Several firms buy stake in regional exchange, seeking to expand their trading options.
August 17, 2005: 5:58 AM EDT

NEW YORK (Dow Jones) - Several Wall Street firms bought stakes in the Philadelphia Stock Exchange Tuesday, the latest sign that the industry is looking to expand its trading options as the two major stock-trading venues seek to expand their market shares.

The Philadelphia Exchange said Tuesday that Citigroup, CS First Boston, Morgan Stanley and UBS took stakes worth a total of about $19 million in the regional exchange.

Morgan Stanley (MWD) took the largest piece of the Philly Exchange with a 10% stake, valued at $7.5 million . The investment bank will also receive a warrant allowing it to increase its stake to 19.9%.

Citigroup (C), CS First Boston (CSR) and UBS (UBS) will each invest $3.75 million for 5% each, including a warrant to increase their stakes to 9.9%.

The moves come after similar investments from Citadel and Merrill Lynch (MER) on June 16 .

"The big brokerage firms may not trust the New York Stock Exchange," said San Francisco-based hedge-fund manager James Ellman .

"They may be buying into these new businesses to protect themselves against too much dominant market power from the New York Stock Exchange organization after the merger with Archipelago," added Ellman, whose firm is called Seacliff Capital.

This April, in the most sweeping change in its 212-year history, the New York Stock Exchange announced plans to merge with electronic rival Archipelago and become a public company. The move came amid a rapidly changing landscape for stock trading in the U.S. financial markets.

Days later, the Nasdaq Stock Market Inc. (NDAQ) announced the widely expected cash deal to buy Instinet Group for $1.88 billion .

So-called ECNs such as ArcaEx, Instinet and even the Nasdaq have fiercely battled to divvy up the trading-volume pie.

Firms like those that made the investment in the Philadelphia Exchange Tuesday have expressed concerns that the consolidation of the NYSE and Archipelago, along with the marriage of Instinet and Nasdaq, may drive up the cost of trading due to less competition.

That, combined with pressure on commissions, is driving firms to seek alternate trading venues, according to Ellman.

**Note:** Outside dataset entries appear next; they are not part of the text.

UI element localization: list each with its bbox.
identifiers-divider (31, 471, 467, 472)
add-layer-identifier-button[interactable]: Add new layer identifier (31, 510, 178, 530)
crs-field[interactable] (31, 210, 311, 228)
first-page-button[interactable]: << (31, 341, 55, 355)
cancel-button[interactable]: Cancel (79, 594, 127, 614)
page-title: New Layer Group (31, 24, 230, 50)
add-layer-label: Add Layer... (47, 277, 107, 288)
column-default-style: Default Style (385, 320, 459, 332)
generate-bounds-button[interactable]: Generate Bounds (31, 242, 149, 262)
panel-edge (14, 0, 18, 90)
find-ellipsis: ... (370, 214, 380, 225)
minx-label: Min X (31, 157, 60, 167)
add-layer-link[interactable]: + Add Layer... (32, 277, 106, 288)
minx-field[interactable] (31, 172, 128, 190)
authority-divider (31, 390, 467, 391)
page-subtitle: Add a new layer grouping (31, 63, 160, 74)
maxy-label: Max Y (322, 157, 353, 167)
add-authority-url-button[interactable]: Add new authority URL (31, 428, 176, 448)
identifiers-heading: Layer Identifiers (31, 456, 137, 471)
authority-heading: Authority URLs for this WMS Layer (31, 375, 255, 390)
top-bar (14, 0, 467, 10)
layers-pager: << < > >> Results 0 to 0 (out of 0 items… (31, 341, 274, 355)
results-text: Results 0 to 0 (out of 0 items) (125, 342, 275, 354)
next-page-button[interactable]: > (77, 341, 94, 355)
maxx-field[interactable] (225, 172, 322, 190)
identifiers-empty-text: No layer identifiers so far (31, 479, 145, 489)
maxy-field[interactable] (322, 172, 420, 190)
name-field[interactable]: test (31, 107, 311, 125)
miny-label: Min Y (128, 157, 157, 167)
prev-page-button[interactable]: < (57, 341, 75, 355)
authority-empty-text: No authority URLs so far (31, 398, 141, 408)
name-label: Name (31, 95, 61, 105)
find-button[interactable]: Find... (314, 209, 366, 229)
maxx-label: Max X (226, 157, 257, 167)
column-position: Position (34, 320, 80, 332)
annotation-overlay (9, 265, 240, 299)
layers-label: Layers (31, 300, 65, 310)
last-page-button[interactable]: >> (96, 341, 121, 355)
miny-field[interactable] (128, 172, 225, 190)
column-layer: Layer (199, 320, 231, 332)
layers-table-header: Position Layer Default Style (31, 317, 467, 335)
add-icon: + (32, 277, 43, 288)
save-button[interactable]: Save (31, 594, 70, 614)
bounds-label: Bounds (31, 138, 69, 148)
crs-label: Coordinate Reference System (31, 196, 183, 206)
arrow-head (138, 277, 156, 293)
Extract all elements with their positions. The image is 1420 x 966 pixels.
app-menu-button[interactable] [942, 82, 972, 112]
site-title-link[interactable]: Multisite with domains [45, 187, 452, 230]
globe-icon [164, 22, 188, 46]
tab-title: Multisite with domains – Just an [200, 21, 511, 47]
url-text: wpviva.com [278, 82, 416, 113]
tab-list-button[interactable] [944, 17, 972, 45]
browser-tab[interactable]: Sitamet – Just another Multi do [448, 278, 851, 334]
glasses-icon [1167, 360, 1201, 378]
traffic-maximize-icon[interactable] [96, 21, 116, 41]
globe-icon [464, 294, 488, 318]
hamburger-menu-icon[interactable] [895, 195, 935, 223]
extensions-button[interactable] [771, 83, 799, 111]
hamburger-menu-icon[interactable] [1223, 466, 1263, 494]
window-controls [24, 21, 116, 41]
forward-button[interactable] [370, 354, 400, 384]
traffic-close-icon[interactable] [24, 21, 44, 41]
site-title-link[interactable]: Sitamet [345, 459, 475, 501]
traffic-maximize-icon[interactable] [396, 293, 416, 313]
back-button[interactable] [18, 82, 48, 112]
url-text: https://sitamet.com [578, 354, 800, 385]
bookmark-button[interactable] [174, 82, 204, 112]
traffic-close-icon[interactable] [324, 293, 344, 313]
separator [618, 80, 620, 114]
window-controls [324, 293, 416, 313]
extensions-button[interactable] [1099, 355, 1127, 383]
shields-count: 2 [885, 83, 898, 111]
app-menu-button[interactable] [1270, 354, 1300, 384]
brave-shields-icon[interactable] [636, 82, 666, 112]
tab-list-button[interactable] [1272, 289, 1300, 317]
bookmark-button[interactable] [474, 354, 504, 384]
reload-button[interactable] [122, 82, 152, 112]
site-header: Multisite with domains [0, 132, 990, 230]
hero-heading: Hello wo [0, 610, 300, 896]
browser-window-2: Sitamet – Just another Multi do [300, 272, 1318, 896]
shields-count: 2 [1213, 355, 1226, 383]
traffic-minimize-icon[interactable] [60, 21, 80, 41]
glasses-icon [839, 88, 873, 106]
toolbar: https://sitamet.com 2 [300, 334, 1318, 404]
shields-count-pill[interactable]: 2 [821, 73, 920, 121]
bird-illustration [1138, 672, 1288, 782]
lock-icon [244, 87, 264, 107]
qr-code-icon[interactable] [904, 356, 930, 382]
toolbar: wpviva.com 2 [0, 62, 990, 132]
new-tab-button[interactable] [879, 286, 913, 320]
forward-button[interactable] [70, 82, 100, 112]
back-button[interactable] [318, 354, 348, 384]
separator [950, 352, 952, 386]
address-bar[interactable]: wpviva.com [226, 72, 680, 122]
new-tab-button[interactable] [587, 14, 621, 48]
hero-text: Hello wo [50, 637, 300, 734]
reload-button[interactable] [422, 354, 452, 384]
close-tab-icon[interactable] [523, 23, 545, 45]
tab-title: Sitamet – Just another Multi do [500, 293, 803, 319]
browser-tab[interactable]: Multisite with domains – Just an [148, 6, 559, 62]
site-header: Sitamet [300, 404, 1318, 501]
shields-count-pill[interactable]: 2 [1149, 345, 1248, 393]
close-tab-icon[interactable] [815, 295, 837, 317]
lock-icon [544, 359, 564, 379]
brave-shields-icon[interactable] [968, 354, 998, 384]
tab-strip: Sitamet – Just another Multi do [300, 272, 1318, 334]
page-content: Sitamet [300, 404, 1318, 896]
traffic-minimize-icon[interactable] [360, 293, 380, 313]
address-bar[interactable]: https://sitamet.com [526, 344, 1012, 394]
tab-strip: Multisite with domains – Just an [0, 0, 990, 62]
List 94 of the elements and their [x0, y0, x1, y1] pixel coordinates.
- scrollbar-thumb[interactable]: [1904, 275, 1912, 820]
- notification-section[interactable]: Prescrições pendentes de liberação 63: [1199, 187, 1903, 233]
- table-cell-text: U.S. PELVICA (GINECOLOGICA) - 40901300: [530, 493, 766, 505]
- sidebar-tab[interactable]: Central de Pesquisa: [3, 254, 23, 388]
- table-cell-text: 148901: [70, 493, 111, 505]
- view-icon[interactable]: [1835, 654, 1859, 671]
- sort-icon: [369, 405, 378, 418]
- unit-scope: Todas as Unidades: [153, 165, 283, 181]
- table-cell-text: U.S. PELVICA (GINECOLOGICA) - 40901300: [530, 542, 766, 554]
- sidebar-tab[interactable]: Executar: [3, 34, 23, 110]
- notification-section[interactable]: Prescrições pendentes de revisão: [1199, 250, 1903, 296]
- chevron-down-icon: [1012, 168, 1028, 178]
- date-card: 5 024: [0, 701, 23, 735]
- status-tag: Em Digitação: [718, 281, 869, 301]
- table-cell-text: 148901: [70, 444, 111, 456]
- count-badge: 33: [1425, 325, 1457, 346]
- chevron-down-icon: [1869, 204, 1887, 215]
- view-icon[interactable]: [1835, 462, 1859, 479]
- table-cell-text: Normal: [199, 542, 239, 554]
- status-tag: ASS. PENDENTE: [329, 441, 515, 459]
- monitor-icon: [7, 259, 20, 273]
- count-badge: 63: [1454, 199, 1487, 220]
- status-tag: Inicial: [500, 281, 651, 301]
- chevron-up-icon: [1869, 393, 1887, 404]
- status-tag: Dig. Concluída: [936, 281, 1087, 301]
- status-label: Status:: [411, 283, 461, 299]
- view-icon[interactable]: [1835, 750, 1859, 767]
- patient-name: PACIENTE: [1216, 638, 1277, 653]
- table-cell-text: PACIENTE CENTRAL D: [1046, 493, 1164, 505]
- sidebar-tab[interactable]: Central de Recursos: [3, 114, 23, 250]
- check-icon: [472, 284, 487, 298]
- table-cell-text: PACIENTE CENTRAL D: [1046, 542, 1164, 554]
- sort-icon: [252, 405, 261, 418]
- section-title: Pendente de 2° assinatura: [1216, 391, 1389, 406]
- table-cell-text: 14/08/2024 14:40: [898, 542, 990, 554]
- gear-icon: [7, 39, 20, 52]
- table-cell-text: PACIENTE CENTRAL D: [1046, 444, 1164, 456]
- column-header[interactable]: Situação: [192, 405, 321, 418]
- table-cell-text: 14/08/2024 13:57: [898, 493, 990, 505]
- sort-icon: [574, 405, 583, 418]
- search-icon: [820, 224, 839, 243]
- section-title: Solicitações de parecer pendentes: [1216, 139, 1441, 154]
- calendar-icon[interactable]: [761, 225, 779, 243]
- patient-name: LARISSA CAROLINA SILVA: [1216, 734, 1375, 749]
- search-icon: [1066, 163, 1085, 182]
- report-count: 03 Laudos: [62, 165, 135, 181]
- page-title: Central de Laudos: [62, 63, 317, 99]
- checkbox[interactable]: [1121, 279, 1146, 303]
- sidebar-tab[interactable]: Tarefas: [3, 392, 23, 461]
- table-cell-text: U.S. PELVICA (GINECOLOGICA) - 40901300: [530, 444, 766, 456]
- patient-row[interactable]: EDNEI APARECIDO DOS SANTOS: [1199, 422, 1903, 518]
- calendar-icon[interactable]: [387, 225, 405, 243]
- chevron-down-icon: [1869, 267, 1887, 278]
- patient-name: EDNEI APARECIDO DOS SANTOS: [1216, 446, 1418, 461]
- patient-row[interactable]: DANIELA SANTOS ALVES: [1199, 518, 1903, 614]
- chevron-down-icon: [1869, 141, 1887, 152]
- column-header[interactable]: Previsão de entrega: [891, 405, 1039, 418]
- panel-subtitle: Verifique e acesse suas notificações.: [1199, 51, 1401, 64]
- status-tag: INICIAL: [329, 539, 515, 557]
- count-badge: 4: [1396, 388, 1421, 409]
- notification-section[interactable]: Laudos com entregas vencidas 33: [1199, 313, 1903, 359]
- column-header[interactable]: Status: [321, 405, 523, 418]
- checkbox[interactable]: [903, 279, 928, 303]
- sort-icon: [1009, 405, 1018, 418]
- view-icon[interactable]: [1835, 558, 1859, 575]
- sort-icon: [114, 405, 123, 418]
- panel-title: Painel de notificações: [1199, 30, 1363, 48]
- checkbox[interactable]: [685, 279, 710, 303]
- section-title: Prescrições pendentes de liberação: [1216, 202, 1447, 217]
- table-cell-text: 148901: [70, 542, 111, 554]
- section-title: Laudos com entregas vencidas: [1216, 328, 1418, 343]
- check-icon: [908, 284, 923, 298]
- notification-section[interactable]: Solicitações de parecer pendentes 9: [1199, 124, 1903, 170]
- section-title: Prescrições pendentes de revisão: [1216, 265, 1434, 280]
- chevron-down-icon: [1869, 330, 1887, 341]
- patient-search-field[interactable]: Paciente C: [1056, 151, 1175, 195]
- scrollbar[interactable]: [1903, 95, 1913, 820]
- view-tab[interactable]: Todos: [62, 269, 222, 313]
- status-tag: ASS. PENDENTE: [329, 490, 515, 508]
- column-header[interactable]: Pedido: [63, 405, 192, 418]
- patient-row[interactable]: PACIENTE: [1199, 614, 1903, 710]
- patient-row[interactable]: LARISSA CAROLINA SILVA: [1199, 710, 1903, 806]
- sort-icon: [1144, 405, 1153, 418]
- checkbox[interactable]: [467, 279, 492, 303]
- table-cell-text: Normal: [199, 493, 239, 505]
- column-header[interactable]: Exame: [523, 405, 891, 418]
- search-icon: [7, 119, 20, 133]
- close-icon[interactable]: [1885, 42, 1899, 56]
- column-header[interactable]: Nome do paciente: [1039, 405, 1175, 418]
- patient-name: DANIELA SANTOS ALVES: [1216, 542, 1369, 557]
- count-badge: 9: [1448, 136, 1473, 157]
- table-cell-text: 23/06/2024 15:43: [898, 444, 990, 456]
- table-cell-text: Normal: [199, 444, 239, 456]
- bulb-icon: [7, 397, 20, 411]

"The pricing pressure on commissions [is] likely to continue. Most institutions are able to trade for less than a penny a share at this point with discount brokerage or nonresearch-providing brokerage firms, and that puts pressure on brokerage firms that don't have particularly strong research capabilities to continue to charge more than one penny a share," he said.

If the recent buyers fully exercise their warrants, the six would own 89.4% of the Philadelphia Stock Exchange common stock.

"These alliances will help us become a strong new competitive force in the rapidly consolidating securities-exchange marketplace," said Philadelphia Exchange Chief Executive Meyer Frucher in a statement Tuesday afternoon.

"Our long-term objective -- to offer multiple product classes traded in one venue, at a competitive cost -- will ensure that the investing public is not captive to the forces of market-center convergence," he added.

The Philadelphia exchange also said it plans to make a buyback offer to its existing stockholders for up to 16,700 shares at $900 each.

It expects to make the offer in September and keep it open for 20 business days.